If you’re looking to make a fast frosting, this one does exactly what it says on the tin. This frosting uses no butter and creates a meringue-like consistency. It is fluffy and airy that hardens over time, with a marshmallow-like flavour. To make it, you must:

  1. Add sugar, egg whites, water and cream of tartar together and mix until combined.
  2. Plae your bowl on a bain-marie and whisk until frothy.
  3. Then beat the mixture by hand for approximately seven minutes until you achieve stiff peaks.

Ganache

Ganache is a bit like a cross between frosting and icing, perfect for dipping doughnuts into or pouring over a cake as a glaze. It should be a glossy dark brown colour, tasting rich and chocolatey. It should be pourable and consists of just two ingredients. Here’s how you make it:

  1. Chop up your chocolate. This could be dark, milk or white depending on your preference.
  2. In a pan, heat heavy cream or heavy whipping cream until it is just under boiling.
  3. Place your chocolate into a heatproof bowl and then pour the cream over the chocolate, allowing this to sit for a few minutes.
  4. Then whisk this until the ganache thickens and the two ingredients are combined.
  5. If you wish to create a thicker, pipable consistency then whip this mixture over high heat for about four minutes.

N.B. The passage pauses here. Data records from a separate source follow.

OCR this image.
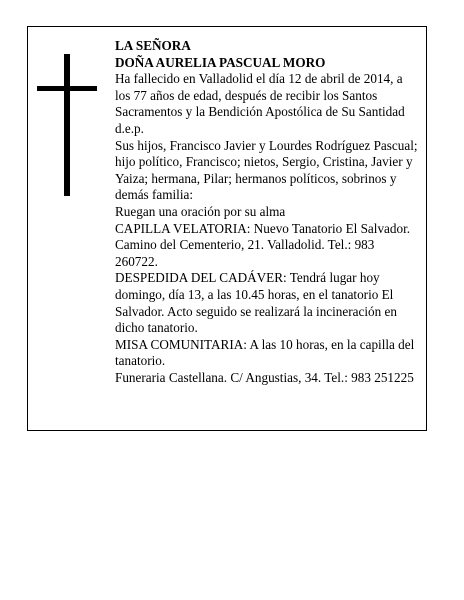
LA SEÑORA

DOÑA AURELIA PASCUAL MORO

Ha fallecido en Valladolid el día 12 de abril de 2014, a los 77 años de edad, después de recibir los Santos Sacramentos y la Bendición Apostólica de Su Santidad d.e.p.

Sus hijos, Francisco Javier y Lourdes Rodríguez Pascual; hijo político, Francisco; nietos, Sergio, Cristina, Javier y Yaiza; hermana, Pilar; hermanos políticos, sobrinos y demás familia:

Ruegan una oración por su alma

CAPILLA VELATORIA: Nuevo Tanatorio El Salvador. Camino del Cementerio, 21. Valladolid. Tel.: 983 260722.

DESPEDIDA DEL CADÁVER: Tendrá lugar hoy domingo, día 13, a las 10.45 horas, en el tanatorio El Salvador. Acto seguido se realizará la incineración en dicho tanatorio.

MISA COMUNITARIA: A las 10 horas, en la capilla del tanatorio.

Funeraria Castellana. C/ Angustias, 34. Tel.: 983 251225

For a quick and easy homemade dessert, beat the ganache until it’s fluffy and stiff, then form the mixture into balls and chill. You’ll end up with some delicious chocolate truffles that you can then add decoration to or eat as is.

Fondant

Fondant is available to purchase in shops to save you the hassle, but it can also be made from scratch if you’re up to the challenge! It should taste sweet and can be any colour you desire, but the original product is often white. It should be slightly chewy and malleable, able to be rolled out to create a smooth cover onto cakes. You can also mould and cut it into shapes for decoration. Here’s how you make fondant:

  1. Add clear, unflavored gelatin to cold water and wait until this thickens. Then mix and heat until dissolved.
  2. Add glucose or corn syrup and glycerin to the mixture and then slowly stir in the shortening and remove from heat until melted. You should add any flavourings in at this point and allow the mixture to cool.
  3. Place half of your icing sugar in a bowl and create a well, then pour the mixture in and mix.
  4. When the sugar is nearly incorporated, add the rest of the sugar.
  5. The mixture should then be ready to knead. Sprinkle some powdered sugar on the surface first so it doesn’t stick. Once you have rolled it out, it’s ready for use.